‘Show us the deal for Town Centre Mall’


Deputy Chief Reporter


WHILE doubting the government will meet its latest General Post Office relocation date, Opposition leader Philip “Brave” Davis yesterday urged the government to lay on the table of the House of Assembly the lease agreement for the Town Centre Mall.

Mr Davis said he did not believe Transport and Aviation Minister Renward Wells’ assertion that the facility is now 99 percent complete or that the move would happen during the third week in May.

The Progressive Liberal Party made an impromptu visit to the mall about three weeks ago. At that point, the new Post Office site appeared far from complete.

“It was always a smokescreen to hide the wish of the government to do something for one of their members,” said Mr Davis. “So they created this expectation that the Post Office would have been ready in December. It wasn’t ready December (so) they gave another date.

“I doubt that they will be able to keep this date given the state of the repairs now. We don’t believe them and we don’t trust their word. We will wait to see.”

He continued: “While we are on the question, we want them to lay the lease.

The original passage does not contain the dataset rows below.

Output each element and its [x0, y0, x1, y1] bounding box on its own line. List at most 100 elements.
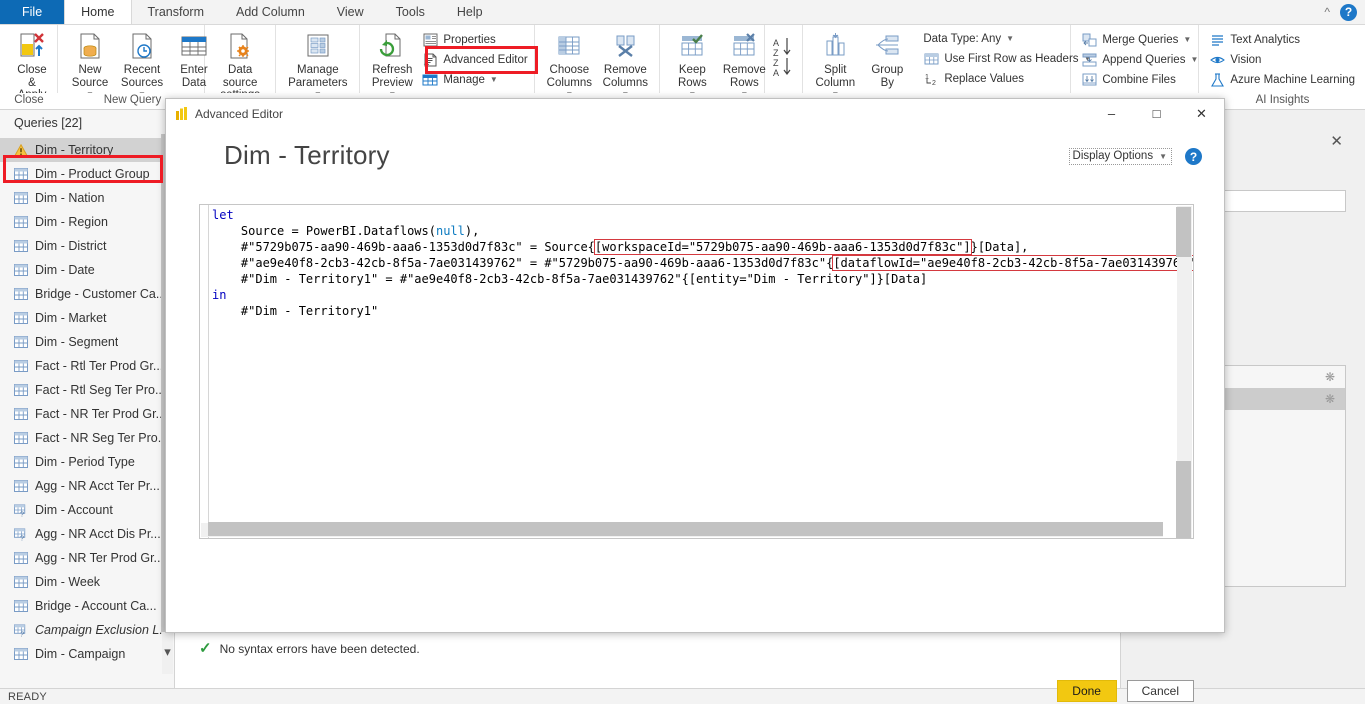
m-code-editor[interactable]: let Source = PowerBI.Dataflows(null), #"…	[199, 204, 1194, 539]
ribbon-group-new-query: New Source ▼ Recent Sources ▼	[58, 25, 205, 93]
queries-scroll-down-icon[interactable]: ▾	[161, 642, 174, 662]
query-list-item-label: Dim - Nation	[35, 191, 104, 205]
query-list-item[interactable]: Dim - Period Type	[0, 450, 174, 474]
table-icon	[14, 552, 28, 565]
close-apply-icon	[17, 30, 47, 62]
merge-queries-label: Merge Queries	[1102, 33, 1178, 47]
status-text: READY	[8, 691, 47, 703]
query-list-item[interactable]: Fact - Rtl Seg Ter Pro...	[0, 378, 174, 402]
tab-home[interactable]: Home	[64, 0, 131, 24]
append-queries-button[interactable]: Append Queries ▼	[1077, 51, 1202, 68]
dialog-title-text: Advanced Editor	[195, 107, 283, 121]
display-options-dropdown[interactable]: Display Options ▼	[1069, 148, 1172, 165]
query-list-item-label: Fact - NR Ter Prod Gr...	[35, 407, 166, 421]
query-list-item[interactable]: ?Dim - Account	[0, 498, 174, 522]
query-list-item[interactable]: Dim - Market	[0, 306, 174, 330]
vision-button[interactable]: Vision	[1205, 51, 1359, 68]
chevron-down-icon[interactable]: ▼	[490, 73, 498, 87]
m-code-text[interactable]: let Source = PowerBI.Dataflows(null), #"…	[212, 207, 1194, 319]
table-query-icon: ?	[14, 504, 28, 517]
chevron-down-icon[interactable]: ▼	[1006, 32, 1014, 46]
properties-label: Properties	[443, 33, 495, 47]
text-analytics-button[interactable]: Text Analytics	[1205, 31, 1359, 48]
table-icon	[14, 648, 28, 661]
svg-text:2: 2	[932, 80, 936, 86]
refresh-preview-icon	[377, 30, 407, 62]
query-list-item[interactable]: Bridge - Account Ca...	[0, 594, 174, 618]
dialog-titlebar[interactable]: Advanced Editor – □ ✕	[166, 99, 1224, 128]
manage-button[interactable]: Manage ▼	[418, 71, 531, 88]
maximize-icon[interactable]: □	[1134, 99, 1179, 128]
tab-view[interactable]: View	[321, 0, 380, 24]
query-list-item[interactable]: Agg - NR Ter Prod Gr...	[0, 546, 174, 570]
advanced-editor-button[interactable]: Advanced Editor	[418, 51, 531, 68]
combine-files-icon	[1081, 72, 1097, 87]
append-queries-icon	[1081, 52, 1097, 67]
properties-button[interactable]: Properties	[418, 31, 531, 48]
combine-files-button[interactable]: Combine Files	[1077, 71, 1202, 88]
replace-values-button[interactable]: 1 2 Replace Values	[919, 70, 1095, 87]
code-horizontal-scrollbar-track[interactable]	[201, 523, 1163, 537]
query-list-item-label: Dim - Segment	[35, 335, 118, 349]
query-list-item[interactable]: Dim - Territory	[0, 138, 174, 162]
use-first-row-as-headers-button[interactable]: Use First Row as Headers ▼	[919, 50, 1095, 67]
minimize-icon[interactable]: –	[1089, 99, 1134, 128]
table-icon	[14, 456, 28, 469]
tab-file[interactable]: File	[0, 0, 64, 24]
query-settings-close-icon[interactable]: ✕	[1330, 132, 1343, 150]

“What are the lease arrangements that governs the occupancy of the Post Office at that site? There was a promise from them to lay it on the table. Why has it not been laid?

“We want them to disclose it.”

Trade, Financial Services and Immigration Minister Brent Symonette is co-owner of the mall.

Mr Davis also questioned the specifications of the new location being a turnkey operation. This was revealed on Tuesday by Mr Wells who told reporters the government’s out of pocket expense so far was $70,000 for furniture and $130,000 for necessary electrical work.

“Well that don’t sound like a turnkey to me if they had to come up with any sums to make the place occupancy ready for the services that are going to be occupied in that building,” said Mr Davis.

“Another thing is what does ‘turnkey’ mean? Are there any hidden recuperative costs in the arrangement?

“That’s why the lease document needs to be laid. I need to see what is in writing between them.”

On Tuesday, the minister described the new General Post Office location as “state of the art”.

He told reporters that the Post Office Bank and the cafeteria were finished before Christmas 2018, but the move was not approved because he did not want a piecemeal move.

Specifically regarding the delay, Mr Wells said several factors played a role in not being able to meet deadlines.

He said it all came down to different aspects of the facility’s drawings needing to be redone, issues with mailboxes and problems with some parts of the building’s power supply for equipment like CCTV. Last October, an initial deadline of December 15, 2018 was set for the move.

However, by November the government said the relocation was set for between Christmas and the end of 2018. But when December came, that deadline was extended to January 1 and when that date had passed, Mr Wells said the new relocation date would be moved to the middle of February.

Overall, issues at the run down East Hill Street location have impacted the revenue generation capability of the Post Office, now reducing its contribution to the consolidated fund to around $2m from about $6m in 2012, Mr Wells said.

He said it is the government’s intention to restore the essential service to its former efficiency will be aided by additional staff to ensure mail is handled properly.